Марина была барственной, и он почти заискивал перед нею. Она уверенно ввела его в господские хоромы. За ужином усердно прислужил белобрысый худосочный лакей в чёрном фраке. Пока она заказывала лучшие блюда, закуски и вина, начальник её опасливо и преданно в глаза ей заглядывал, на стуле елозил и деликатно в кулачок покашливал: вот, дескать, я здесь, любезная, и хочу я тебя страстно, но ведь ты важным делом занята, и я терплю, не докучаю… Воронков за едою острил весьма пошло и, понимая это, клял себя за кривлянье. И Марина, и лакеи в белых галстуках, и чинные горничные воспринимали шутовство его, как должное, не выказывая ни досады, ни удивленья. «Ну, хорошо, ладно, – подумалось однажды Воронкову, – я веду себя пошловато, и не смеет лакей-хлыщ порицать гостя, иначе попрут его с этого места. Но неужели Марина от меня не ждёт ничего более умного? Или, возможно, ей совершенно безразлично, каков я? А ведь семя моё падёт в её лоно…» А если б он, Олег Ильич, вместо пошлятины изрекал бы мудрейшие истины? Неужели он и тогда увидел бы её безразличные улыбки и услышал бы её равнодушное согласие? Неужели Марине безразлично, какой он человек?.. Порою Воронков супился и мрачнел, но от этого не становилась она ни веселее, ни печальнее. И захотелось ему говорить гордо, иронично, веско; он мечтал крушить вазы, зеркала и кувшины, чтоб его воспринимала она личностью, а не одним только телом. Он воображал себя яростным и орущим, не надеясь, однако, что наяву он станет с нею таким. Рассудок его трудился вхолостую и к поступкам не нудил…

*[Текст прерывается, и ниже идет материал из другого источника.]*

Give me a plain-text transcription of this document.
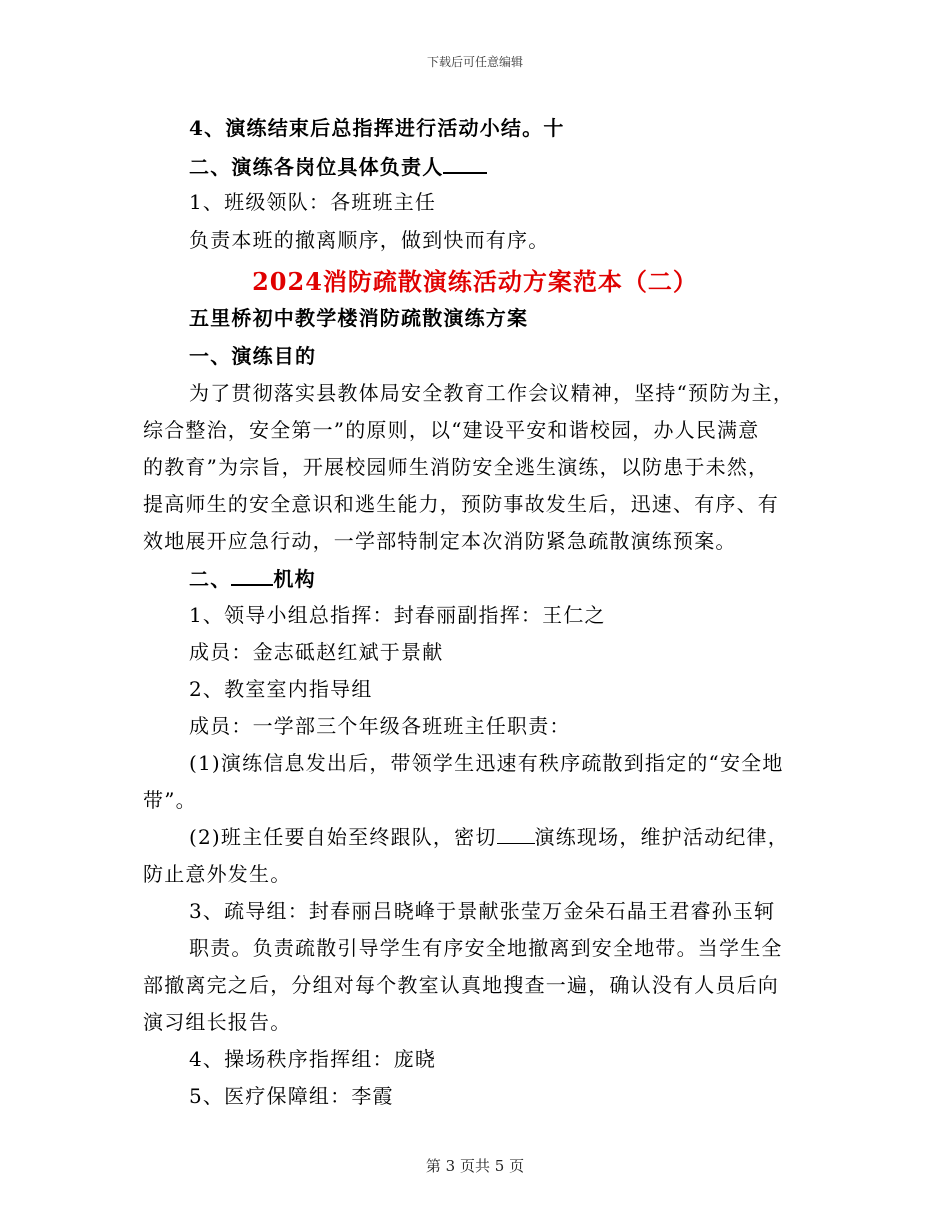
下载后可任意编辑
4、演练结束后总指挥进行活动小结。十
二、演练各岗位具体负责人
1、班级领队：各班班主任
负责本班的撤离顺序，做到快而有序。
2024消防疏散演练活动方案范本（二）
五里桥初中教学楼消防疏散演练方案
一、演练目的
为了贯彻落实县教体局安全教育工作会议精神，坚持“预防为主，
综合整治，安全第一”的原则，以“建设平安和谐校园，办人民满意
的教育”为宗旨，开展校园师生消防安全逃生演练，以防患于未然，
提高师生的安全意识和逃生能力，预防事故发生后，迅速、有序、有
效地展开应急行动，一学部特制定本次消防紧急疏散演练预案。
二、 机构
1、领导小组总指挥：封春丽副指挥：王仁之
成员：金志砥赵红斌于景献
2、教室室内指导组
成员：一学部三个年级各班班主任职责：
(1)演练信息发出后，带领学生迅速有秩序疏散到指定的“安全地
带”。
(2)班主任要自始至终跟队，密切 演练现场，维护活动纪律，
防止意外发生。
3、疏导组：封春丽吕晓峰于景献张莹万金朵石晶王君睿孙玉轲
职责。负责疏散引导学生有序安全地撤离到安全地带。当学生全
部撤离完之后，分组对每个教室认真地搜查一遍，确认没有人员后向
演习组长报告。
4、操场秩序指挥组：庞晓
5、医疗保障组：李霞
第 3 页共 5 页
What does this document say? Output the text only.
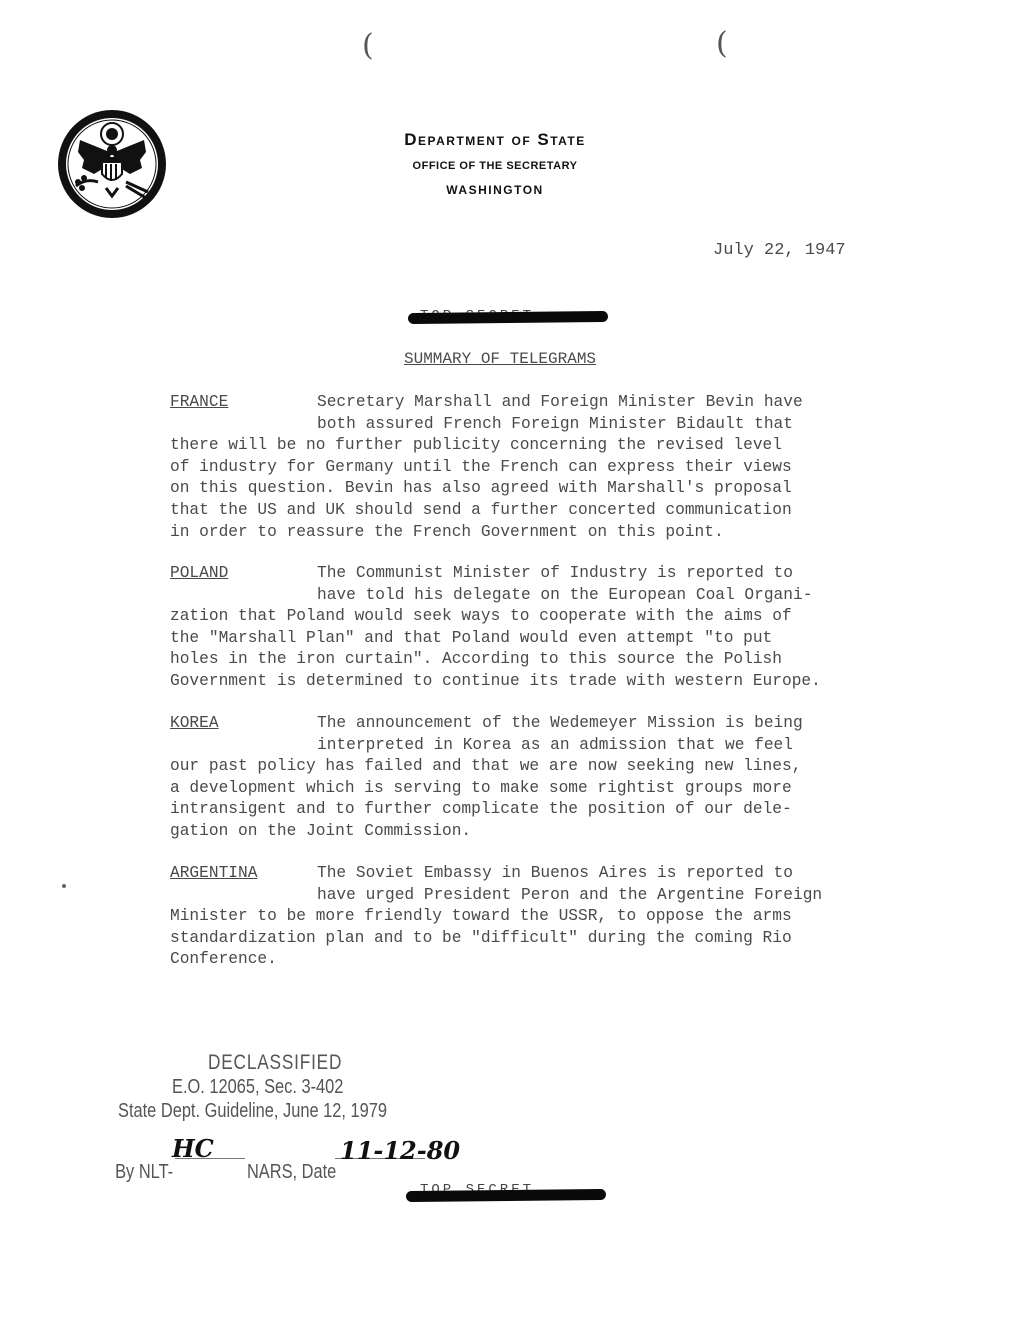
(	(
Department of State
OFFICE OF THE SECRETARY
WASHINGTON
July 22, 1947
SUMMARY OF TELEGRAMS
FRANCE	Secretary Marshall and Foreign Minister Bevin have
both assured French Foreign Minister Bidault that
there will be no further publicity concerning the revised level
of industry for Germany until the French can express their views
on this question. Bevin has also agreed with Marshall's proposal
that the US and UK should send a further concerted communication
in order to reassure the French Government on this point.
POLAND	The Communist Minister of Industry is reported to
have told his delegate on the European Coal Organi-
zation that Poland would seek ways to cooperate with the aims of
the "Marshall Plan" and that Poland would even attempt "to put
holes in the iron curtain". According to this source the Polish
Government is determined to continue its trade with western Europe.
KOREA	The announcement of the Wedemeyer Mission is being
interpreted in Korea as an admission that we feel
our past policy has failed and that we are now seeking new lines,
a development which is serving to make some rightist groups more
intransigent and to further complicate the position of our dele-
gation on the Joint Commission.
ARGENTINA	The Soviet Embassy in Buenos Aires is reported to
have urged President Peron and the Argentine Foreign
Minister to be more friendly toward the USSR, to oppose the arms
standardization plan and to be "difficult" during the coming Rio
Conference.
DECLASSIFIED
E.O. 12065, Sec. 3-402
State Dept. Guideline, June 12, 1979

By NLT-	NARS, Date

HC	11-12-80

И теперь в постели с осоловелой Мариной он многое уже понимал, но какой от этого прок? Всё равно, он будет отныне поступать так, будто мысли эти не и возникали; теперь он безволен и подобен снасти на потребу тем, кто лишил его самоуважения и любви к себе…

Спящая Марина шевельнулась, и ладонь её вползла на его горло; и вздрагивал он боязливо и страстно, скребя ногтями свои ляжки…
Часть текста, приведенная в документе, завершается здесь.